I hate pancakes. It is a common known detail about me, mostly because I talk about it frequently to anyone who will listen. I think they are a pointless food. Pointless, because they always leave me hungry an hour later and I don’t even think they taste all that good. I much prefer a savory breakfast – eggs, cereal, even a smoothie with protein powder gets my vote before pancakes.
So, it may surprise you that this is my new favorite dish…
Fluffy, fruity, oven-baked pancakes. The secret to this (still pointless, but at least delicious) breakfast food is to whip egg whites and fold them in to the batter, making the pancakes unbelievably light, like a souffle-cake. You have folded egg whites before, no? Well, I am not known for my baking abilities and had to research some folding techniques before getting it right. At first, I would just gently stir, but that did not result in the fluffiest of batters. This fancy-chef method is actually pretty easy and efficient.

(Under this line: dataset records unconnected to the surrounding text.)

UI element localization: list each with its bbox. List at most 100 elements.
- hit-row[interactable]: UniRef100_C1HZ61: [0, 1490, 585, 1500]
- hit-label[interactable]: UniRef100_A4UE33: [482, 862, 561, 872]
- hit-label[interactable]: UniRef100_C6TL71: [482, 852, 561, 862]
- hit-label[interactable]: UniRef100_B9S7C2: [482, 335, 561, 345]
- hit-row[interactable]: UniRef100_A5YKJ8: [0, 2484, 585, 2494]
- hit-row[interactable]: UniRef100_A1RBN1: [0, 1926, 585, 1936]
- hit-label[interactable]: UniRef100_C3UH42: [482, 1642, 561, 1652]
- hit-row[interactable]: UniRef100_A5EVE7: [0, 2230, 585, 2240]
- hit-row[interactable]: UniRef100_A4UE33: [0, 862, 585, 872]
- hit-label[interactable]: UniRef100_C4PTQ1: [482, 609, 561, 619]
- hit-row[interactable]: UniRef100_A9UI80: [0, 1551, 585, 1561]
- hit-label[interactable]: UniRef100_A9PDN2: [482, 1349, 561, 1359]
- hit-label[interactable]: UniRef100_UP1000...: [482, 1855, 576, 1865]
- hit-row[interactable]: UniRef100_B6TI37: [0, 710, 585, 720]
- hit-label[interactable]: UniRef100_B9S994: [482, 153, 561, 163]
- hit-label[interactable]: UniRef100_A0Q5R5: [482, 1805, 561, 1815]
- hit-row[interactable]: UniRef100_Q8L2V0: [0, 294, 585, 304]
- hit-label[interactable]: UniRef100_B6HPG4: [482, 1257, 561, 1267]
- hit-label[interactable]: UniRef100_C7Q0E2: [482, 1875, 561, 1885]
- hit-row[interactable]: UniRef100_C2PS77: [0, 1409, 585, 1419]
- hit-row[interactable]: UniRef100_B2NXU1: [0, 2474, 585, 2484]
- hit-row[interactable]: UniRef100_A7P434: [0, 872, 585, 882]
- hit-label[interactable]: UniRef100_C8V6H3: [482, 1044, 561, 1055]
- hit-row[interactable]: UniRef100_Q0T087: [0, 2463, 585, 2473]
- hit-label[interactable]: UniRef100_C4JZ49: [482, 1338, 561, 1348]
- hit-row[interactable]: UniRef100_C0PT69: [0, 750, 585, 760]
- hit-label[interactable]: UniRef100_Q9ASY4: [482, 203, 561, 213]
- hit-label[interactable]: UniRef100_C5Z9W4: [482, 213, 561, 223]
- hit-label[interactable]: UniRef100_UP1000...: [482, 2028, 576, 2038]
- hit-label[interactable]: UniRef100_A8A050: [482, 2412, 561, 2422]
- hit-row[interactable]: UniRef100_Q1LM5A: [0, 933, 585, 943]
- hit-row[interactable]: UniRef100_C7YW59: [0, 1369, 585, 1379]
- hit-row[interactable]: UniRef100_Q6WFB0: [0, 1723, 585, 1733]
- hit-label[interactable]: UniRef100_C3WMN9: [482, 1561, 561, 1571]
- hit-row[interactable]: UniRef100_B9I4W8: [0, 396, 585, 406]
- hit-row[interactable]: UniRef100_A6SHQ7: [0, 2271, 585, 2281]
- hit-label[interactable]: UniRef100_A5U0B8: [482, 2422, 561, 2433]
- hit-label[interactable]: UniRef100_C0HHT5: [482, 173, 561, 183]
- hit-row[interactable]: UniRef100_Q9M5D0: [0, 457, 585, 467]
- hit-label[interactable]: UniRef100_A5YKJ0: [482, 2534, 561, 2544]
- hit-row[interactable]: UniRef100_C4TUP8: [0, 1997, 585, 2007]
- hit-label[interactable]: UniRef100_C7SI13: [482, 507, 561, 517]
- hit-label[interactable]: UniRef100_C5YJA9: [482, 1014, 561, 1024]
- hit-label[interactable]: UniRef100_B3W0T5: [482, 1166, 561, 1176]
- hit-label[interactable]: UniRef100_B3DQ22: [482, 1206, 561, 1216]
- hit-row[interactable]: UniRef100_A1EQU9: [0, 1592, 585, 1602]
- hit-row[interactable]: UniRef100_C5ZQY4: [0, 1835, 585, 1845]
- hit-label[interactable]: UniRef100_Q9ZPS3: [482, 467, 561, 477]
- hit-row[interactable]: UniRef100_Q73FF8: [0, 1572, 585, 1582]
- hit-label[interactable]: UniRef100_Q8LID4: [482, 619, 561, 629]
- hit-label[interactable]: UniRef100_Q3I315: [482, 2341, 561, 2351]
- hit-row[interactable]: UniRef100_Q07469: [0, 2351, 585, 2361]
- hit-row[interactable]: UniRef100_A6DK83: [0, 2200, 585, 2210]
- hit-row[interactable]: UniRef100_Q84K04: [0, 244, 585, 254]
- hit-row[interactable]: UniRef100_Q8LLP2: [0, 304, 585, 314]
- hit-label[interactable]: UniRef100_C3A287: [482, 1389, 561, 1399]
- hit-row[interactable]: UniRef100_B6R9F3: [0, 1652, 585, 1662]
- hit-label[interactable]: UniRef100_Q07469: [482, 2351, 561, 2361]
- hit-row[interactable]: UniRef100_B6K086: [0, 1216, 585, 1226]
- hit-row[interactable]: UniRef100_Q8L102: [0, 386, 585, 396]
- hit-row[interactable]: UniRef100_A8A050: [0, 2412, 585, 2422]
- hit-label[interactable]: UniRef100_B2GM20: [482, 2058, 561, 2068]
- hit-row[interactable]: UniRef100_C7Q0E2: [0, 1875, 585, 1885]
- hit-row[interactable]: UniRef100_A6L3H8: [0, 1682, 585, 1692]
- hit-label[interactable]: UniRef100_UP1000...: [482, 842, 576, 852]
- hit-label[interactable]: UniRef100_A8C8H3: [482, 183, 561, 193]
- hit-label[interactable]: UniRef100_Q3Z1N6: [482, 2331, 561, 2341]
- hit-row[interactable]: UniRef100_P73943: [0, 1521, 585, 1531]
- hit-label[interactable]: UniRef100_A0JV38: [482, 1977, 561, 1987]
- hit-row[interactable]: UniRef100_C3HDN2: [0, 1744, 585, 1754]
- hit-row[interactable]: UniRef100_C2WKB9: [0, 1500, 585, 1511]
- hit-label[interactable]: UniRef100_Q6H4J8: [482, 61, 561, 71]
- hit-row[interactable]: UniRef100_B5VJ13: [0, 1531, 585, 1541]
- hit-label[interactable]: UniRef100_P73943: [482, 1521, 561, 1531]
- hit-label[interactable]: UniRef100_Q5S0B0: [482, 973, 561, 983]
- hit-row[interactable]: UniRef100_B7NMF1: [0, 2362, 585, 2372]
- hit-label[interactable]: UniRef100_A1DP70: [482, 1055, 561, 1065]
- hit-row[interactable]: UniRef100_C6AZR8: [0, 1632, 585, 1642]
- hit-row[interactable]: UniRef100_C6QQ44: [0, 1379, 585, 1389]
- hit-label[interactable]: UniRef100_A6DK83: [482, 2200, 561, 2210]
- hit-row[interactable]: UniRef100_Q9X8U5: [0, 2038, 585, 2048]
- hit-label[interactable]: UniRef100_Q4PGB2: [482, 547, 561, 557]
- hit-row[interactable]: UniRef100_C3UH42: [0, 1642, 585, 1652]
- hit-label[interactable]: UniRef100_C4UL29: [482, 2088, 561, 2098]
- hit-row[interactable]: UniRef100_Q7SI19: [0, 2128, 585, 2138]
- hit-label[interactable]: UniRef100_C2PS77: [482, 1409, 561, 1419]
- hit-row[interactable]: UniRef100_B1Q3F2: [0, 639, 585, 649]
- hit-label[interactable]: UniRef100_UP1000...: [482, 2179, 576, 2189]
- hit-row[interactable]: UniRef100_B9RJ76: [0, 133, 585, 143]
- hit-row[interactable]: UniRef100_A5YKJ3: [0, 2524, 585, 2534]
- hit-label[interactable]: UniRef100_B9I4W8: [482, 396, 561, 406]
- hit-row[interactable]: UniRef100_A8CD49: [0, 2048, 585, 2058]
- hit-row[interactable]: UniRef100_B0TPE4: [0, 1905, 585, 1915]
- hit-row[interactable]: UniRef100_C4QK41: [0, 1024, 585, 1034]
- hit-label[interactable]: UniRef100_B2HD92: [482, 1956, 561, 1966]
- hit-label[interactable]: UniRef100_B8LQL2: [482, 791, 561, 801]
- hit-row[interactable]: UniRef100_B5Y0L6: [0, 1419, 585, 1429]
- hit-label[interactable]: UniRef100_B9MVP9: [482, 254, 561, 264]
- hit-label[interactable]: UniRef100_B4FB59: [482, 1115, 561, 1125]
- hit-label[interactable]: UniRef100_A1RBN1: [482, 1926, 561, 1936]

You create a batter of milk, flour, eggs, and some spices. Then, you whip two egg whites until they form stiff peaks, like this:
Then, you take about 1/3 of the egg whites and gently stir into the batter. This is a gentle stir, not time for the folding yet – we are just introducing the egg whites to the batter at this point. Now, slide the rest of the egg whites into the center of the bowl of batter.
And start the folding! There are three steps to the fold:
1. Cut – place your plastic spatula directly into the center of the egg white/batter, all the way through to the bottom of the bowl.
2. Fold – run your spatula along the bottom of the bowl, slowly, and bring the batter up and back to the center.
With a gentle and slow flip of the wrist. 3. Turn – now turn the bowl a quarter turn. Repeat, repeat, repeat until all the whites are incorporated. Keep repeating… Until it looks like this: Next, you heat up a small 6 or 8 inch non-stick pan and add a half a tablespoon of butter. Gently pour the batter into the pan and check after 30 seconds or so for the edges to set. Then, add whatever cut up fruit you want!
Pop it in a 400 degree oven for 7-10 minutes. Check the pancake and with a toothpick comes out clean, the pancake is done. Repeat with additional servings.
Lastly, top with honey, syrup, or whip cream…
Have I changed my tune on pancakes for good? At least these pancakes don’t have a lot of sugar (only honey) and have extra eggs. After eating I think I made it two hours until I was hungry, which, come to think of it, is actually pretty standard for me!
Fluffy Summer Pancakes – makes 2 servings
1/2 cup warmed milk
1/2 cup flour
2 tbsp of honey
1/4 tsp vanilla extract
1/4 tsp salt
1/4 tsp cinnamon
1/2 tsp of baking powder
2 egg whites
toppings: whipped cream, maple syrup, and/or honey
Preheat oven to 400 degrees. Mix together warmed milk, flour, honey, vanilla, salt, cinnamon, baking powder, and two eggs until well-blended and no longer lumpy. Whisk egg whites until they form peaks. Gently fold egg whites into the rest of the batter – starting by adding 1/3 of the whites and mix, then gently fold the rest. Heat a small 6 or 8 inch non-stick pan on the stove with a half tablespoon of butter. Pour in half the batter, saving the rest for the second serving (unless you have two pans that will work, then make both at the same time). After the pancake begins to set, add the fruit. Put pancake in oven for 7-10 minutes. Repeat with the remaining batter.